Comme vous l’aurez compris, ce sont bien les intérêts de ce second pôle du paysage politique britannique qui seront le plus étroitement à l’œuvre en arrière-plan à l’occasion des grandes guerres mercantiles menées par la Grande-Bretagne au XVIIIe siècle (notamment dès 1739 avec le déclenchement de la guerre de l’Oreille de Jenkins contre l’Espagne)… Mais comme le montrera aussi bientôt un remarquable William Pitt, c’est la synthèse de ces deux lignes géostratégiques qui offrira néanmoins à l’Angleterre sa grande victoire de la guerre de Sept Ans sur la France, et avec elle, l’empire du monde… (en particulier à l’occasion de la guerre de Sept Ans). Mais ceci est une autre histoire… (que je vous invite d’ailleurs à découvrir via la série dédiée du blog ! 😉)

Zoom sur : la rébellion jacobite de Quarante-Cinq, l’ultime tentative des Stuarts de regagner leur Couronne

Vous allez vous dire : encore une (grosse) parenthèse. Certes. Mais néanmoins hautement apprenante, tant les événements qui suivent sont au centre de l’histoire de l’Écosse, de l’Angleterre et de l’Irlande modernes (rien que ça), et en disent également long de l’intensité de la rivalité franco-anglaise, qui monte en puissance tout au long du XVIIIe siècle.

La « cause jacobite » au XVIIIe siècle

Au tout début de cet article, nous avons vu que la Glorieuse Révolution de 1688 s’est traduite par l’éviction de la dynastie Stuart de la Couronne anglaise au profit du hollandais Guillaume III puis de la dynastie dite hanovrienne. Et bien comme je vous l’annonçais déjà plus haut, sachez que les Stuart (exilés en France, puis à Rome) n’ont jamais lâché l’affaire. Appuyés par tout ce que l’Angleterre peut compter comme ennemis (et Dieu sait qu’il y en a quelques-uns, et pas bien loin d’elle d’ailleurs…), les tenants de la monarchie déchue vont impulser toute une série d’insurrections (1708, 1715, 1719,…) visant à les rétablir sur le trône.

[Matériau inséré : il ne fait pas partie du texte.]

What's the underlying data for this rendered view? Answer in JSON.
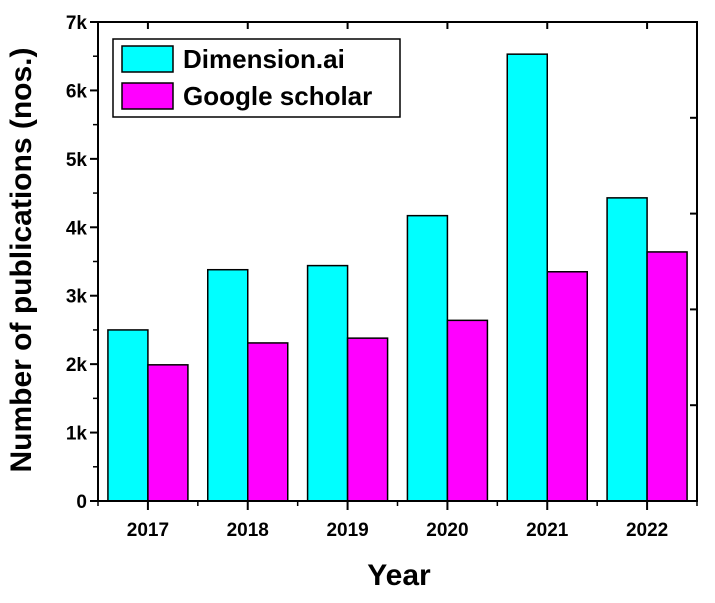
{
  "chart_data": {
    "type": "bar",
    "categories": [
      "2017",
      "2018",
      "2019",
      "2020",
      "2021",
      "2022"
    ],
    "series": [
      {
        "name": "Dimension.ai",
        "color": "#00FFFF",
        "values": [
          2500,
          3380,
          3440,
          4170,
          6530,
          4430
        ]
      },
      {
        "name": "Google scholar",
        "color": "#FF00FF",
        "values": [
          1990,
          2310,
          2380,
          2640,
          3350,
          3640
        ]
      }
    ],
    "xlabel": "Year",
    "ylabel": "Number of publications (nos.)",
    "ylim": [
      0,
      7000
    ],
    "yticks": [
      {
        "value": 0,
        "label": "0"
      },
      {
        "value": 1000,
        "label": "1k"
      },
      {
        "value": 2000,
        "label": "2k"
      },
      {
        "value": 3000,
        "label": "3k"
      },
      {
        "value": 4000,
        "label": "4k"
      },
      {
        "value": 5000,
        "label": "5k"
      },
      {
        "value": 6000,
        "label": "6k"
      },
      {
        "value": 7000,
        "label": "7k"
      }
    ],
    "grid": false,
    "legend_position": "top-left"
  }
}
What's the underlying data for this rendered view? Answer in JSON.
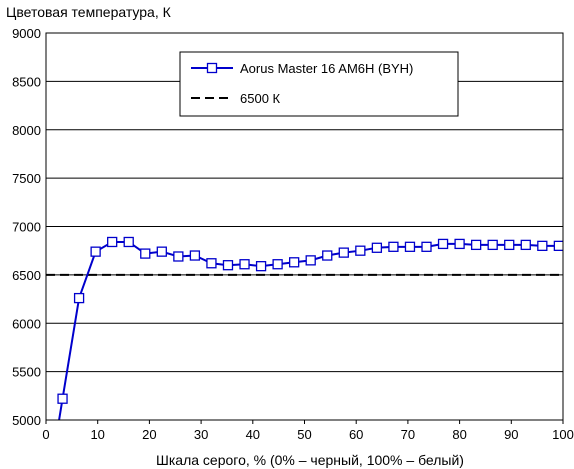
{
  "chart_data": {
    "type": "line",
    "title": "",
    "ylabel": "Цветовая температура, К",
    "xlabel": "Шкала серого, % (0% – черный, 100% – белый)",
    "xlim": [
      0,
      100
    ],
    "ylim": [
      5000,
      9000
    ],
    "x_ticks": [
      0,
      10,
      20,
      30,
      40,
      50,
      60,
      70,
      80,
      90,
      100
    ],
    "y_ticks": [
      5000,
      5500,
      6000,
      6500,
      7000,
      7500,
      8000,
      8500,
      9000
    ],
    "grid": "horizontal",
    "legend_position": "top-center",
    "series": [
      {
        "name": "Aorus Master 16 AM6H (BYH)",
        "color": "#0000cc",
        "marker": "open-square",
        "x": [
          3.2,
          6.4,
          9.6,
          12.8,
          16.0,
          19.2,
          22.4,
          25.6,
          28.8,
          32.0,
          35.2,
          38.4,
          41.6,
          44.8,
          48.0,
          51.2,
          54.4,
          57.6,
          60.8,
          64.0,
          67.2,
          70.4,
          73.6,
          76.8,
          80.0,
          83.2,
          86.4,
          89.6,
          92.8,
          96.0,
          99.2
        ],
        "values": [
          5220,
          6260,
          6740,
          6840,
          6840,
          6720,
          6740,
          6690,
          6700,
          6620,
          6600,
          6610,
          6590,
          6610,
          6630,
          6650,
          6700,
          6730,
          6750,
          6780,
          6790,
          6790,
          6790,
          6820,
          6820,
          6810,
          6810,
          6810,
          6810,
          6800,
          6800
        ]
      },
      {
        "name": "6500 К",
        "color": "#000000",
        "style": "dashed",
        "x": [
          0,
          100
        ],
        "values": [
          6500,
          6500
        ]
      }
    ]
  }
}
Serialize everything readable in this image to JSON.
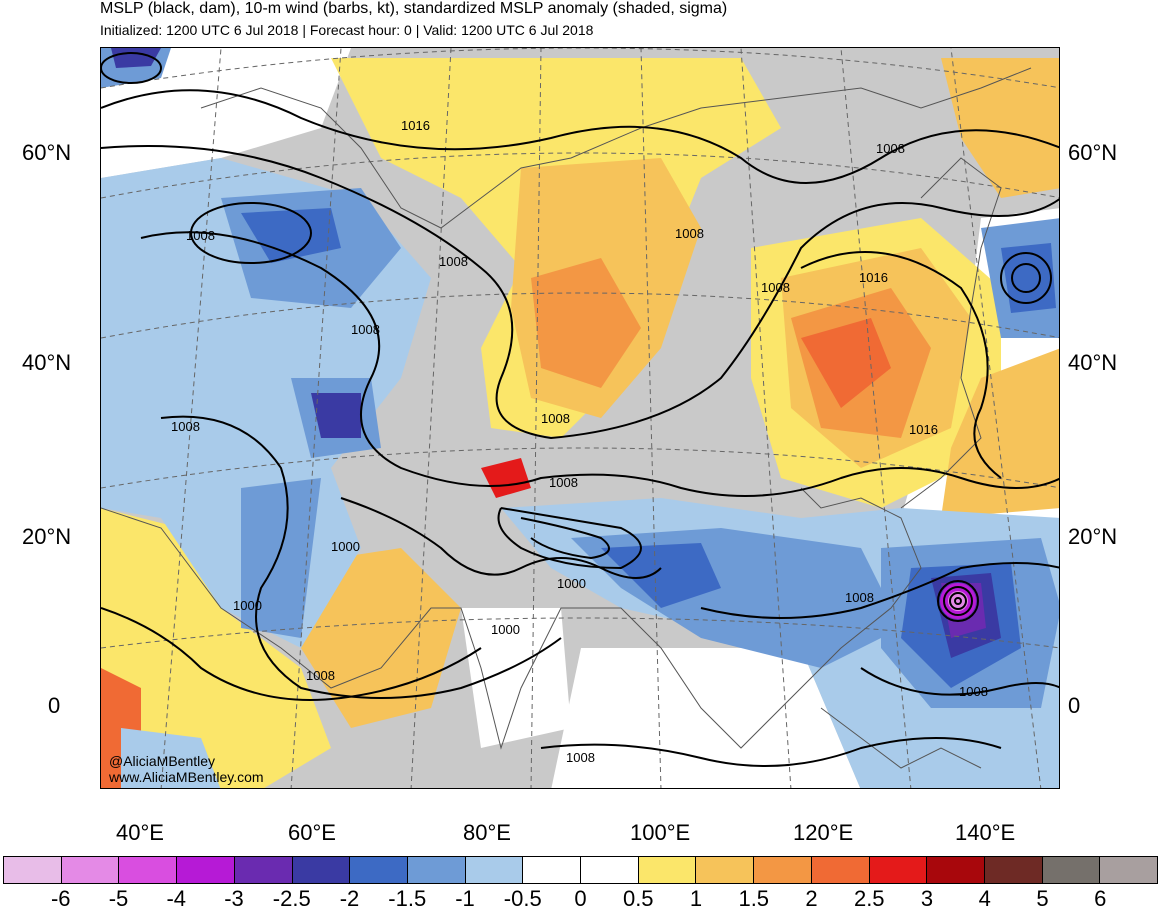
{
  "title": "MSLP (black, dam), 10-m wind (barbs, kt), standardized MSLP anomaly (shaded, sigma)",
  "subtitle": "Initialized: 1200 UTC 6 Jul 2018 | Forecast hour: 0 | Valid: 1200 UTC 6 Jul 2018",
  "lat_labels": [
    "60°N",
    "40°N",
    "20°N",
    "0"
  ],
  "lon_labels": [
    "40°E",
    "60°E",
    "80°E",
    "100°E",
    "120°E",
    "140°E"
  ],
  "credit": [
    "@AliciaMBentley",
    "www.AliciaMBentley.com"
  ],
  "isobar_labels": [
    "1016",
    "1008",
    "1008",
    "1008",
    "1008",
    "1008",
    "1008",
    "1008",
    "1016",
    "1016",
    "1008",
    "1000",
    "1000",
    "1000",
    "1000",
    "1008",
    "1008",
    "1008",
    "1008",
    "1008"
  ],
  "colorbar": {
    "colors": [
      "#e8bde8",
      "#e48ae6",
      "#d94ee0",
      "#b61ad6",
      "#6a2bb0",
      "#3a3aa3",
      "#3d6ac4",
      "#6e9bd6",
      "#a9cbea",
      "#ffffff",
      "#ffffff",
      "#fbe66a",
      "#f6c35a",
      "#f39744",
      "#f06a34",
      "#e41a1a",
      "#a8070c",
      "#6e2a25",
      "#75706b",
      "#a89f9f"
    ],
    "ticks": [
      "-6",
      "-5",
      "-4",
      "-3",
      "-2.5",
      "-2",
      "-1.5",
      "-1",
      "-0.5",
      "0",
      "0.5",
      "1",
      "1.5",
      "2",
      "2.5",
      "3",
      "4",
      "5",
      "6"
    ]
  }
}
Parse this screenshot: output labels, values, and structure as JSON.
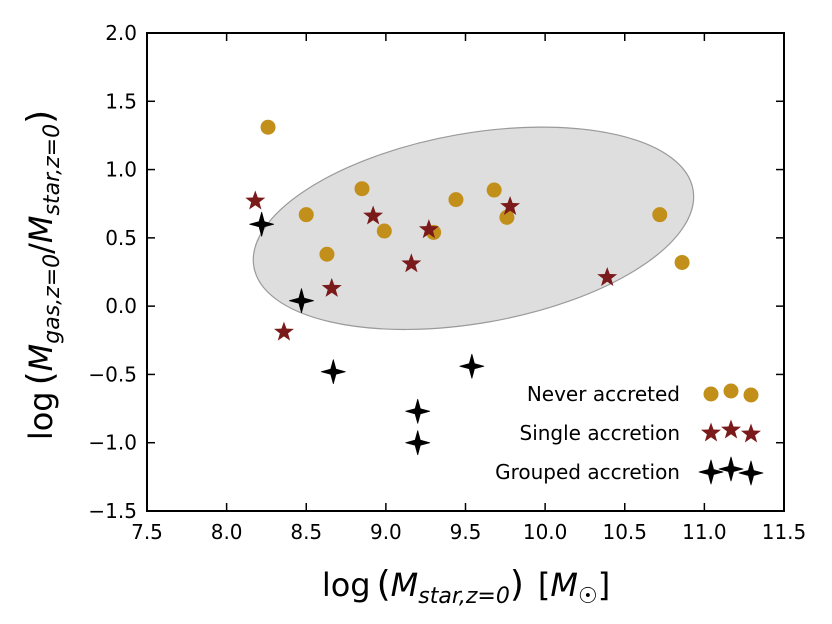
{
  "chart_data": {
    "type": "scatter",
    "xlabel": "log(M_star,z=0) [M☉]",
    "ylabel": "log(M_gas,z=0 / M_star,z=0)",
    "xlim": [
      7.5,
      11.5
    ],
    "ylim": [
      -1.5,
      2.0
    ],
    "xticks": [
      "7.5",
      "8.0",
      "8.5",
      "9.0",
      "9.5",
      "10.0",
      "10.5",
      "11.0",
      "11.5"
    ],
    "yticks": [
      "2.0",
      "1.5",
      "1.0",
      "0.5",
      "0.0",
      "−0.5",
      "−1.0",
      "−1.5"
    ],
    "grid": false,
    "legend_position": "bottom-right",
    "shaded_region": {
      "shape": "ellipse",
      "color": "#d3d3d3",
      "center": [
        9.55,
        0.57
      ],
      "x_range": [
        8.15,
        10.95
      ],
      "y_range": [
        -0.12,
        1.27
      ]
    },
    "series": [
      {
        "name": "Never accreted",
        "marker": "circle",
        "color": "#c18f1a",
        "points": [
          [
            8.26,
            1.31
          ],
          [
            8.5,
            0.67
          ],
          [
            8.63,
            0.38
          ],
          [
            8.85,
            0.86
          ],
          [
            8.99,
            0.55
          ],
          [
            9.3,
            0.54
          ],
          [
            9.44,
            0.78
          ],
          [
            9.68,
            0.85
          ],
          [
            9.76,
            0.65
          ],
          [
            10.72,
            0.67
          ],
          [
            10.86,
            0.32
          ]
        ]
      },
      {
        "name": "Single accretion",
        "marker": "star",
        "color": "#7a1a1a",
        "points": [
          [
            8.18,
            0.77
          ],
          [
            8.36,
            -0.19
          ],
          [
            8.66,
            0.13
          ],
          [
            8.92,
            0.66
          ],
          [
            9.16,
            0.31
          ],
          [
            9.27,
            0.56
          ],
          [
            9.78,
            0.73
          ],
          [
            10.39,
            0.21
          ]
        ]
      },
      {
        "name": "Grouped accretion",
        "marker": "diamond-star",
        "color": "#000000",
        "points": [
          [
            8.22,
            0.6
          ],
          [
            8.47,
            0.04
          ],
          [
            8.67,
            -0.48
          ],
          [
            9.2,
            -0.77
          ],
          [
            9.2,
            -1.0
          ],
          [
            9.54,
            -0.44
          ]
        ]
      }
    ]
  }
}
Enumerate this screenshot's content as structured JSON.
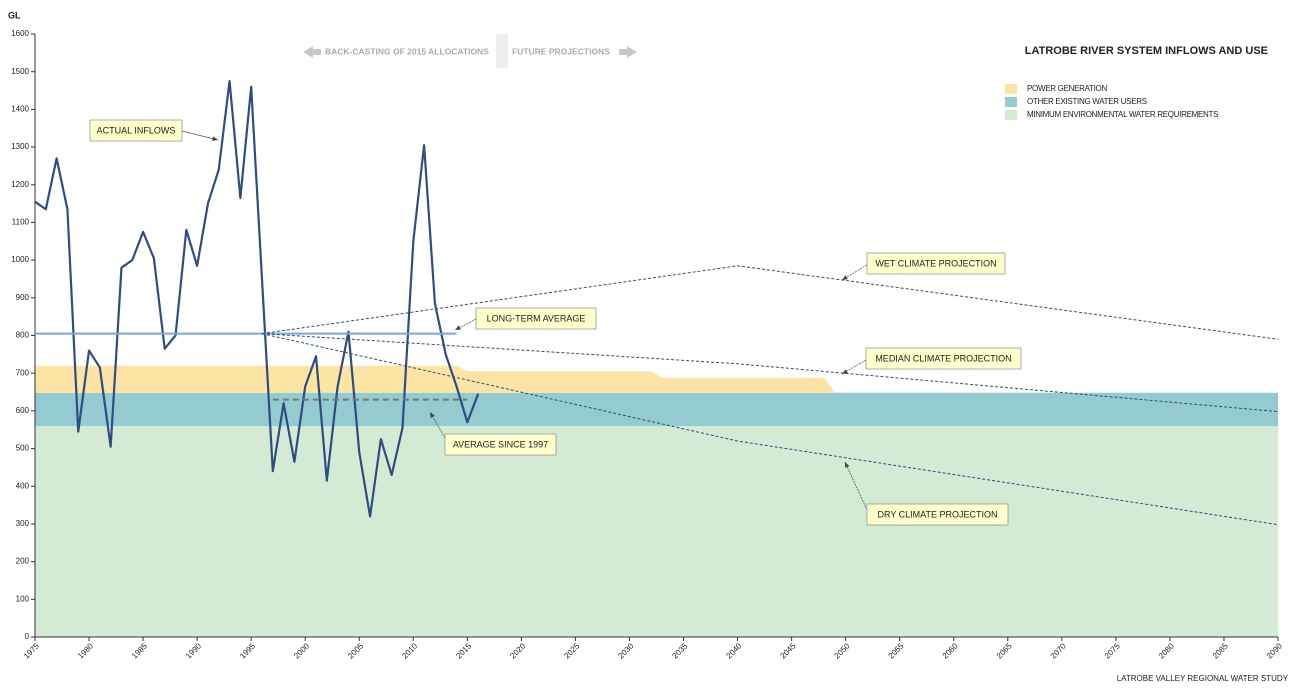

Ces révoltes armées (que l’histoire retiendra sous le nom de « rébellions jacobites » – du nom donné au mouvement politique visant à restaurer la monarchie Stuart), se solderont toutes par de cuisants échecs, bien que soutenus par de larges segments de la population écossaise et galloise. En effet, les Écossais de l’époque (et particulièrement la population des Highlands) vivent assez mal l’unification de leur royaume avec celui d’Angleterre, scellé au travers du célèbre acte d’Union de 1707 (qui fonde alors le « Royaume-Uni de Grande-Bretagne »). Pour beaucoup d’Écossais (très attachés historiquement à leur souveraineté), la perte de pouvoir politique induite par l’unification (avec notamment la suppression du Parlement écossais) ne se traduit pas par suffisamment de bénéfices économiques tangibles – sans même parler des divergences religieuses entre presbytériens d’Écosse et l’Église anglicane…

La réponse à ces aspirations autonomistes croissantes, c’est précisément ce que promet aux Écossais (via ses agents de liaison) un certain Charles Édouard Stuart, petit-fils du fameux Jacques II, le dernier monarque Stuart (destitué donc par le Parlement britannique de 1688). Depuis Rome (où il vit depuis deux décennies), ce même Charles Stuart est aussi en contact avec des exilés irlandais (dont certains engagés – et même officiers ! – au sein de l’armée royale française). Autonomistes irlandais à qui Charles promet, en échange du soutien armé à sa cause, le retour des terres confisquées par les Britanniques (et plus globalement la perspective d’une Irlande catholique indépendante).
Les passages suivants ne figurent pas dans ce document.